2-4. Gestion du personnel
Le concessionnaire s’engage à reprendre, à qualification professionnelle égale, l’intégralité du personnel affecté antérieurement à temps complet ou à temps partiel au fonctionnement du service. Le personnel est entièrement rémunéré par ses soins, charges sociales et patronales comprises et autres frais et taxes.5
2-5. Travaux et entretien
2-5-1. Biens immobiliers, locaux
Le concessionnaire fait effectuer régulièrement et à ses frais tous les travaux d’entretien et de réparation des biens, afin de les maintenir en permanence en bon état d’usage ou de fonctionnement. Il a, à l’égard des biens dont l’entretien incombe à la collectivité, une obligation de surveillance et d’alerte.
La collectivité a la charge :
- des travaux de grosses réparations relatives au clos et au couvert au sens de l’article 606 du Code Civil,
- des travaux de mise en conformité et de mise aux normes.
2-5-2. Equipements, matériels, nettoyage et entretien courant
Les réparations de tous les équipements et matériels mis à disposition du concessionnaire, ou dont celui-ci fait usage dans le cadre de l’exécution du contrat, sont à la charge du concessionnaire.
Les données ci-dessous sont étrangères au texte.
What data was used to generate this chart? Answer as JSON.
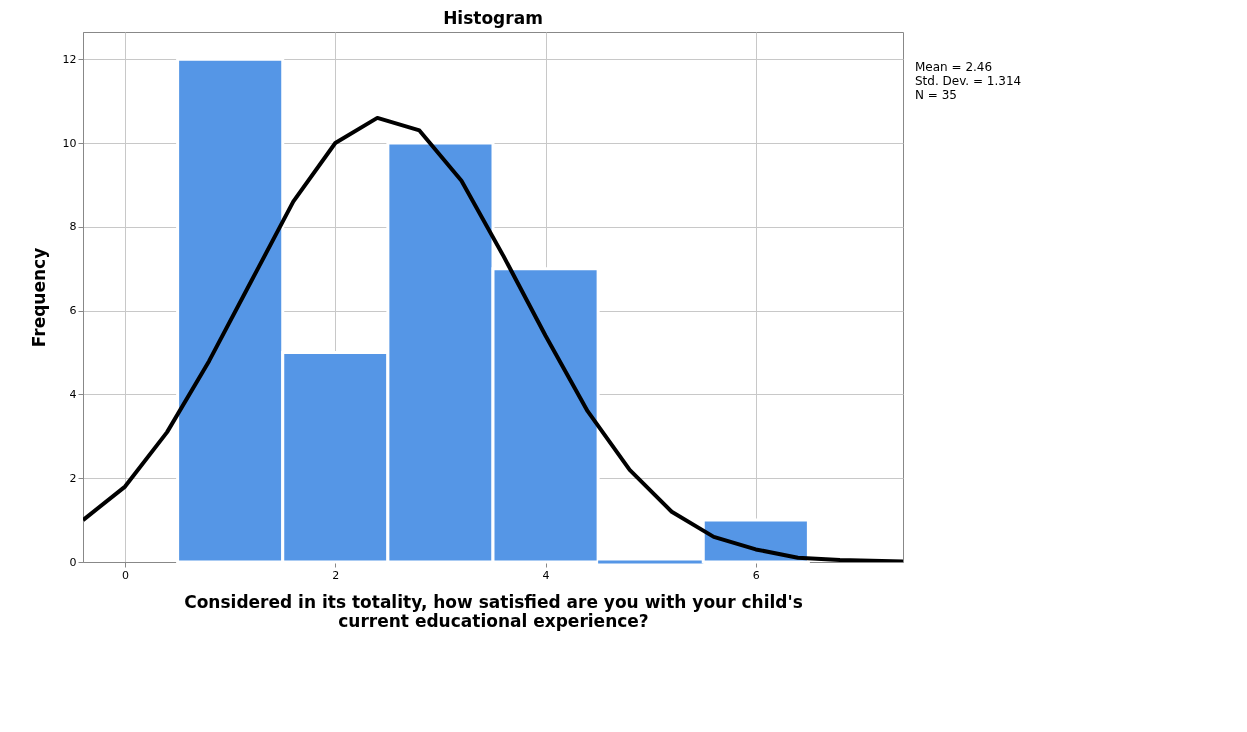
{
  "chart_data": {
    "type": "histogram",
    "title": "Histogram",
    "xlabel": "Considered in its totality, how satisfied are you with your child's\ncurrent educational experience?",
    "ylabel": "Frequency",
    "bins": [
      0.5,
      1.5,
      2.5,
      3.5,
      4.5,
      5.5,
      6.5
    ],
    "values": [
      12,
      5,
      10,
      7,
      0,
      1
    ],
    "color": "#5596e6",
    "series": [
      {
        "type": "line",
        "color": "#000000",
        "line_style": "solid",
        "x": [
          -0.4,
          0.0,
          0.4,
          0.8,
          1.2,
          1.6,
          2.0,
          2.4,
          2.8,
          3.2,
          3.6,
          4.0,
          4.4,
          4.8,
          5.2,
          5.6,
          6.0,
          6.4,
          6.8,
          7.4
        ],
        "values": [
          1.0,
          1.8,
          3.1,
          4.8,
          6.7,
          8.6,
          10.0,
          10.6,
          10.3,
          9.1,
          7.3,
          5.4,
          3.6,
          2.2,
          1.2,
          0.6,
          0.3,
          0.1,
          0.05,
          0.01
        ]
      }
    ],
    "annotations": [
      "Mean = 2.46",
      "Std. Dev. = 1.314",
      "N = 35"
    ],
    "xlim": [
      -0.4,
      7.4
    ],
    "ylim": [
      0,
      12.65
    ],
    "xticks": [
      0,
      2,
      4,
      6
    ],
    "yticks": [
      0,
      2,
      4,
      6,
      8,
      10,
      12
    ],
    "grid": true
  }
}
Le remplacement des équipements, détériorés ou disparus est exécuté dès lors que le défaut en est constaté.
Le concessionnaire a l’entière charge de l’entretien courant, de la réparation, du nettoyage des locaux relatifs aux matériels, mobiliers et équipements qui lui ont été remis par la Communauté d’Agglomération Le Cotentin ou acquis ultérieurement.
2-6. Dispositions financières
2-6-1. Tarifs
Les tarifs applicables aux usagers sont ceux actés à la date d’entrée en vigueur de la convention.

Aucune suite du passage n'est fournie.